(CCU Student) What is conservatism? Why are YOU conservative? These questions were asked of students attending the Young America’s Foundation National Conservative Student Conference this summer in D.C. (August 1-6, 2011). The conference was an opportunity to explore conservatism today and apply it to our own lives.
The media today is overwhelmed by liberal talk shows, news anchors, and bias; so it’s a good idea to know what you believe and why. This rationale is exactly why I desired to attend NCSC this year. The political realm is an area that I have only recently dared tip my toes into, but I’ve always been a conservative, albeit a confused one at times. I grew up on Biblical principles, often the foundation of conservative thought. But I also attended a public high school, where I learned that Nixon was good and Reagan was bad. The liberal and conservative ideologies were never explained to me or my fellow students, and no policies were ever debated, so I never quite knew what was considered conservative or liberal.
The speakers at NCSC spoke about the values of conservatism through the lens of current events. They helped me to understand the debt ceiling debate, foreign issues, and other current affairs from the conservative perspective.
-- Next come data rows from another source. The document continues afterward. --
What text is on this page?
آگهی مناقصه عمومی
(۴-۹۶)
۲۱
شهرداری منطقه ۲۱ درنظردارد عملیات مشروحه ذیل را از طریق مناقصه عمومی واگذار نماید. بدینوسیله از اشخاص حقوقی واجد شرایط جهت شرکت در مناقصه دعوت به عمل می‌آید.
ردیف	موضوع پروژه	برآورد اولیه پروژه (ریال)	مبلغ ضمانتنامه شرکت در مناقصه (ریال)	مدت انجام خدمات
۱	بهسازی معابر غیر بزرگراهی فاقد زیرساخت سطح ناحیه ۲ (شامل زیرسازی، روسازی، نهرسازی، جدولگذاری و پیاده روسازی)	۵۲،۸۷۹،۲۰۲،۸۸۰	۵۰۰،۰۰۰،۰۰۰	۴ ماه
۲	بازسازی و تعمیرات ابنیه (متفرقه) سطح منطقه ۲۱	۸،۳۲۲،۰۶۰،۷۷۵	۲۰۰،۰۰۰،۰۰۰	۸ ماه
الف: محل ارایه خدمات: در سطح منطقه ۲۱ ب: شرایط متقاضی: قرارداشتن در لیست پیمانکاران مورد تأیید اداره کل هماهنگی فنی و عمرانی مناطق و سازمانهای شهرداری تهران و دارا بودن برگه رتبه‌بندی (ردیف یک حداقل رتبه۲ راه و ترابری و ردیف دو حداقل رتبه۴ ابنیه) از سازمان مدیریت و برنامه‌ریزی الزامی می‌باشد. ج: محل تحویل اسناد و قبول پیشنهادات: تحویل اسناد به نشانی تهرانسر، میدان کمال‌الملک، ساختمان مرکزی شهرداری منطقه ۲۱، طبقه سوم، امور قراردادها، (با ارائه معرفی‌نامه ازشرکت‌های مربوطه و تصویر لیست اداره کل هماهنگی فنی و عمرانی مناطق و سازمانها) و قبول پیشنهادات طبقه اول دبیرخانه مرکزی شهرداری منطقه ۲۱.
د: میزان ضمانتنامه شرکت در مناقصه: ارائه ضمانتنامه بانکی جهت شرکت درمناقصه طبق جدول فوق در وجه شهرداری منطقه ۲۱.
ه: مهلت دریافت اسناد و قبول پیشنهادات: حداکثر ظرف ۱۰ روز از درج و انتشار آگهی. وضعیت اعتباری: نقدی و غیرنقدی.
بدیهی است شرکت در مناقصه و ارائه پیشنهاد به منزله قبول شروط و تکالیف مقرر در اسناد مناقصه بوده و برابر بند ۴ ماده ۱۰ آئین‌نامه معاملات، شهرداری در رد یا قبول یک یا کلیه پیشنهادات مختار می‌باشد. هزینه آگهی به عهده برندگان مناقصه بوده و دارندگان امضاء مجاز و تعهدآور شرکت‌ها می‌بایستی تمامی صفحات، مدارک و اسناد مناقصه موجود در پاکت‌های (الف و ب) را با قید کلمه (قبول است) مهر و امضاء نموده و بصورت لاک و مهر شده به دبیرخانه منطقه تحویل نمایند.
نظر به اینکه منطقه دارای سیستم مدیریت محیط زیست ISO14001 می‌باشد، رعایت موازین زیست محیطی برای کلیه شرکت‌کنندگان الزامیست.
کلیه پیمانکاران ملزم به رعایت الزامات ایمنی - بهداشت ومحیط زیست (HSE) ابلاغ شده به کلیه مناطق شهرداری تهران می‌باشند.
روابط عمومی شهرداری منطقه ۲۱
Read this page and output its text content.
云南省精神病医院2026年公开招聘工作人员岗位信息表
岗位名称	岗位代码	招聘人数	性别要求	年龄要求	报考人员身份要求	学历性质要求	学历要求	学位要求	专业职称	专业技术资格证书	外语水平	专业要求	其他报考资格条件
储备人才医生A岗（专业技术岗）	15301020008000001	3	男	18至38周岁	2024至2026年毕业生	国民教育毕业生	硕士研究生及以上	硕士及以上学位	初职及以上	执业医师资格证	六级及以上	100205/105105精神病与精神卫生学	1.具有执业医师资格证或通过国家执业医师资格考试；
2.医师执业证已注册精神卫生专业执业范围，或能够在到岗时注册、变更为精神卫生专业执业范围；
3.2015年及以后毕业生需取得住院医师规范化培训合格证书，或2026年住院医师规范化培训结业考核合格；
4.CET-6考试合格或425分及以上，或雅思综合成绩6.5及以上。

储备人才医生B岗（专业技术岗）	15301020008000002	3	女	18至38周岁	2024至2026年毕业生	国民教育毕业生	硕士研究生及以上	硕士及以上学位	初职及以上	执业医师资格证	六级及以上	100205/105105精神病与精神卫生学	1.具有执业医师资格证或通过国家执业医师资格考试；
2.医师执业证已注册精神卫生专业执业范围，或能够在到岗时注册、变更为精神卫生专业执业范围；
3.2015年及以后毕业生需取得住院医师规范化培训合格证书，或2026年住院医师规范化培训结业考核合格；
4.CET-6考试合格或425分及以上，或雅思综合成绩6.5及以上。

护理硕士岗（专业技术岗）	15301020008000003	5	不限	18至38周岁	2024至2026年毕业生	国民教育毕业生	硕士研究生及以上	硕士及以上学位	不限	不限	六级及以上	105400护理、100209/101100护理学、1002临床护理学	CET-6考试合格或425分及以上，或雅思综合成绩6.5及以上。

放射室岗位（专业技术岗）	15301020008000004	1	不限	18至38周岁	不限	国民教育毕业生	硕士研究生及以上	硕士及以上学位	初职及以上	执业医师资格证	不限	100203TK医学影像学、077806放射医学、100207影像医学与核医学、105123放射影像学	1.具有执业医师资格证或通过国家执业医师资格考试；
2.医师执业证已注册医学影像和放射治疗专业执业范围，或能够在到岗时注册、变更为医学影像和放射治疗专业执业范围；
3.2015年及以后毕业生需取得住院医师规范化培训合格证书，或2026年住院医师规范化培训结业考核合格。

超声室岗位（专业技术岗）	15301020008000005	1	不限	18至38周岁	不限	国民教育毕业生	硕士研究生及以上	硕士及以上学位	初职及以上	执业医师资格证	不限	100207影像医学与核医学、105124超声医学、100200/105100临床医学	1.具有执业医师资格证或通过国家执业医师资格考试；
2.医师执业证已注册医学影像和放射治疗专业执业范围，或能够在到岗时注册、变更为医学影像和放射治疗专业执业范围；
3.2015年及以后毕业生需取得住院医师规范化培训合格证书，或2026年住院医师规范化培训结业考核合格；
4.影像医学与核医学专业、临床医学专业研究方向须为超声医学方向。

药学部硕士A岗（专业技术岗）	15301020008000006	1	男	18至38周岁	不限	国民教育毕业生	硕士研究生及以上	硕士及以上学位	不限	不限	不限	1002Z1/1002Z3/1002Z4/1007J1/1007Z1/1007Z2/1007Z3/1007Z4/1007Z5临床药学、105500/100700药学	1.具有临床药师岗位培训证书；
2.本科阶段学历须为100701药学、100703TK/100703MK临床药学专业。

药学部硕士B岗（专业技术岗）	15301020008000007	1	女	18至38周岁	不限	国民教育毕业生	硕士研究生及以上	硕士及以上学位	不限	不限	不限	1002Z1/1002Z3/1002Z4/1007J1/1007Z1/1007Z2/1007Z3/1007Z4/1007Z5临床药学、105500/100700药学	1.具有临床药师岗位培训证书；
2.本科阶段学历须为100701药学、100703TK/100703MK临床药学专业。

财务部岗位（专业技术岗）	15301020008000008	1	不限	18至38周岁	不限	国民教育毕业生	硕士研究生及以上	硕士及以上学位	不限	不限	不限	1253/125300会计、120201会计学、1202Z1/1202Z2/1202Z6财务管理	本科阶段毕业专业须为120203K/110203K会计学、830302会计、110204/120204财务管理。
Also, the opportunity to discuss these issues after the sessions with other attendees provided arenas for debate on what the speakers spoke on and solutions for current affairs.
Some of the speakers and topics covered:
· KT McFarland, FOX News’ National Security Analyst– Flash points around the world
· Senator Mike Lee, Republican U.S. Senator for Utah – The debt crisis and a Balanced Budget Amendment
· Joseph Phillips, actor from “The Cosby Show” and syndicated columnist – Current affairs of race today and its implications
· Dr. Robert George, Professor of Jurisprudence at Princeton University – Immigration and American Exceptionalism
· Matt Richardson, Executive Director of the Young Briton’s Foundation – Healthcare in the UK
Now, I have solidified in my own mind what conservatism is and what I believe in. My lack of knowledge has been replaced by a sense of awareness of my own beliefs. I stand with many other conservatives and believe that moral relativity is not an option, that national security and defense is one of the biggest priorities for our nation, and that a capitalist free market system is the best way to boost our economy and create jobs.
As Bay Buchanan, former Treasurer of the United States under President Reagan, said in her session, “Do not ever feel inadequate because you do not know. You are inadequate when you are on the sidelines.” Before, I felt as if my lack of political knowledge meant that I could not be an active participant. But that participation is exactly how I learned more about what I believed. So even if you don’t feel like you know much, go out and get involved in politics, whether through campaigning for your favorite candidate or simply discussing current political issues with your friends. You’ll be glad you did!